September Publications
Grace Paley describes her first encounter with the stories of Isaac Babel; Charles Johnson recalls being moved by Black Boy and a volume about yoga he found on his mother's bookshelf; and Don DeLillo explains that he spent his childhood not reading at all, but playing games—"street games, card games, alley games, rooftop games, fire escape games, punchball, stickball, handball, stoop ball"—in The Book That Changed My Life: Interviews with National Book Award Winners and Finalists. Freelance writer and editor Diane Osen talks to 15 novelists, nonfiction writers, poets and children's authors—including E.L. Doctorow, Alice McDermott, Philip Levine and Katherine Paterson—about formative influences as well as their recent works. (Modern Library, $13.95 paper 320p ISBN 0-679-78351-2)
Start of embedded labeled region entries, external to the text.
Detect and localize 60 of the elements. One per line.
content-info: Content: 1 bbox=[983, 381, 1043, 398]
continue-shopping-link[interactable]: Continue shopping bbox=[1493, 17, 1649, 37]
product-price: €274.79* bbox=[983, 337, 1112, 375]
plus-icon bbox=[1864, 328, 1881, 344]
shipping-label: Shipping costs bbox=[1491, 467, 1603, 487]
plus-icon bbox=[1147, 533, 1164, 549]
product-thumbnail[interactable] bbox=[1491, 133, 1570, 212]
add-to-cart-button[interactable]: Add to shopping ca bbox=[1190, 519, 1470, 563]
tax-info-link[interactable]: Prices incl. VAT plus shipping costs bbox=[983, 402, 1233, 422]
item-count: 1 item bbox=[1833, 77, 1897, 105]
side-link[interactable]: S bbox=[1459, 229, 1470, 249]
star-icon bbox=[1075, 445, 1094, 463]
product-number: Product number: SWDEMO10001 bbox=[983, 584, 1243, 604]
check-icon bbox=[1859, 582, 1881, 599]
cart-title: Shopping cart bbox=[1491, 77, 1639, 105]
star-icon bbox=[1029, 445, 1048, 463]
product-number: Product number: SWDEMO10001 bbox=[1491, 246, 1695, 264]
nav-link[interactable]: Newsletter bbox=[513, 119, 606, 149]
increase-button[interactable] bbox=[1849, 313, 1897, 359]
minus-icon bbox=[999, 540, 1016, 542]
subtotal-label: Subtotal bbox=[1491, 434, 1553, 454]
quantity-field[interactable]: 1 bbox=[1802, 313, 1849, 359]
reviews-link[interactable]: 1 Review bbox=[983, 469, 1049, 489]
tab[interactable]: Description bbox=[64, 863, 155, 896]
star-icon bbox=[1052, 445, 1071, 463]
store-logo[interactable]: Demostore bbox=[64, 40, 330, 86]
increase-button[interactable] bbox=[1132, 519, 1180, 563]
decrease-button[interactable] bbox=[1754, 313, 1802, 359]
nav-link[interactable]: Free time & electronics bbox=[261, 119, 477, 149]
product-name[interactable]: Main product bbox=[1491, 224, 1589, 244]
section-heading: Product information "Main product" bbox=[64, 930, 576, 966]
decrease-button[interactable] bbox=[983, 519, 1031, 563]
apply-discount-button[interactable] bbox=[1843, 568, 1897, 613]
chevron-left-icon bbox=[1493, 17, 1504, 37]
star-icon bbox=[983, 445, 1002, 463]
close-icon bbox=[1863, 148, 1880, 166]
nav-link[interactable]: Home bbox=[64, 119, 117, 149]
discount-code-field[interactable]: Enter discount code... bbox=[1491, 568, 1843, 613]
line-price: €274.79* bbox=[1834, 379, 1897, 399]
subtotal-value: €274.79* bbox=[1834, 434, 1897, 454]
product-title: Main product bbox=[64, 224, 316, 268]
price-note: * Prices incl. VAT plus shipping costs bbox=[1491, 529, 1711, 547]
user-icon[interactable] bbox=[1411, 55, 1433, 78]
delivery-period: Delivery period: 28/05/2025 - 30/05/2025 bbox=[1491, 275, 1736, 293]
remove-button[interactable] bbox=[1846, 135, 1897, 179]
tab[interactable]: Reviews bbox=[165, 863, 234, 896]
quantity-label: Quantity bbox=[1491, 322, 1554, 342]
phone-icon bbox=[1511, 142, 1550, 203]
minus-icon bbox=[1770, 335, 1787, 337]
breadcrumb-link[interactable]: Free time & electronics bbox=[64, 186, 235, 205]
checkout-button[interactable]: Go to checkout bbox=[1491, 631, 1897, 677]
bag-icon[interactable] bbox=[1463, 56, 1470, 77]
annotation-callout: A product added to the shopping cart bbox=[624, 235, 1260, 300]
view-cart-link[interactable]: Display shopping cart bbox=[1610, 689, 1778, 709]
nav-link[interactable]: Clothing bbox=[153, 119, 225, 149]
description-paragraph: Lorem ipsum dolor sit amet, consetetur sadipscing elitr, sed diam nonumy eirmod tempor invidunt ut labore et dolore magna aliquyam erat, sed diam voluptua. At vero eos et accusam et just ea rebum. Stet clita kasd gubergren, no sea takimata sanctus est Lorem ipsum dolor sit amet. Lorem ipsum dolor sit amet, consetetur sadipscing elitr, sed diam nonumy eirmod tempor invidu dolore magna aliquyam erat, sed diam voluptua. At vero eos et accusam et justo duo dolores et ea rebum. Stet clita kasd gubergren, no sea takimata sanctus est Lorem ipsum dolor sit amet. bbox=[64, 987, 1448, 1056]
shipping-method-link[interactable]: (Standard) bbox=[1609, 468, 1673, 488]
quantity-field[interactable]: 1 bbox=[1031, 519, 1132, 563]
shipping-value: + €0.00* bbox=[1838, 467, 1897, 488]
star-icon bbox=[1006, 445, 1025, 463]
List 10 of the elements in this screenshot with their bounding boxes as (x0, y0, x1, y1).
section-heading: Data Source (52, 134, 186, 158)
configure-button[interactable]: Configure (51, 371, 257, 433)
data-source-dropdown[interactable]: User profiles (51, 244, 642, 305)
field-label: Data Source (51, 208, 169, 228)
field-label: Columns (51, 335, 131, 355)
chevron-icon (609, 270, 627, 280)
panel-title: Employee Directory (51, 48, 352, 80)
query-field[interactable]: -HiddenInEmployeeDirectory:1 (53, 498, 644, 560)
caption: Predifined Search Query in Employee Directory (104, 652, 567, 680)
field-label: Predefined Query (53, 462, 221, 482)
Treachery is the subject of My Silent War: The Autobiography of a Spy, the 1968 memoir of Kim Philby, the double agent who headed the Cambridge Five spy ring that fed British and American WWII and Cold War intelligence to the Soviet Union. Philby became a communist and Soviet agent in the 1930s, then easily joined MI6 and rose to be head of British Counterintelligence before seeking asylum in Moscow in 1963 (where he lived until his death in 1988). Back in print after 12 years, Philby's riveting, psychologically acute tale of spycraft offers a rather unflattering picture of the British secret service, and also addresses why he remained committed to communism even after revelations of Stalin's crimes. (Modern Library, $12.95 paper 240p ISBN 0-375-75983-2)
Fear epidemics have plagued people for centuries, and in the past year Americans have weathered anthrax scares, fears of the end of good economic times and fears of terrorism. In his new book, Markets, Mobs & Mayhem: A Modern Look at the Madness of Crowds, Robert Menschel, senior director of the Goldman Sachs Group, shows that, logically, it's "easy to counter" these fear epidemics, yet these epidemics and crowd behavior are often extremely powerful forces that can cause rational people to think and act irrationally. The author sets out to show readers "how to escape the crowd" and "what happens when you can't." He adroitly and sometimes comically charts Holland's mid-1600s' "tulipmania," Chicken Licken's fright about a falling sky, a 1938 panic outbreak spurred on by a radio dramatization of H.G. Wells's War of the Worlds, the Ku Klux Klan's violent acts and more, offering concrete suggestions for keeping one's head when the masses seem to be losing theirs. His book, which includes a foreword by William Safire, is a timely, intelligent and amusing study of peer pressure's extreme capabilities. Agent, Mort Janklow. (Wiley, $24.95 240p ISBN 0-471-23327-7)
There's a vast amount of intentionally misleading and erroneous information on the Web, says Anne P. Mintz, the director of knowledge management at Forbes Inc. To help readers recognize and deal with this problem, she has gathered 10 contributors to write Web of Deception: Misinformation on the Internet. The authors—who range from database experts to consultants to librarians—examine various pitfalls casual Internet users and professionals should watch out for. The subjects include e-commerce fraud, Web sites that "play doctor," identity theft, charity scams and more. One of the book's most revealing chapters is librarian LaJean Humphries's explanation of how to evaluate a Web site. She suggests considering who wrote the site's content, how often it is updated and if the document is well written. A "webliography" lists sites that offer quality information (among them, www.fraud.org and www.charitablechoices.org). Mintz's wise book will be of great help to parents, educators and every Internet surfer. (CyberAge Books [143 Old Marlton Pike, Medford, N.J. 08055], $24.95 paper 304p ISBN 0-910965-60-9)
Correction: In the Nonfiction Forecasts (Sept. 9), the title of Jonathan Shay's forthcoming Scribner release was misstated. It is Odysseus in America: Combat Trauma and the Trials of Homecoming.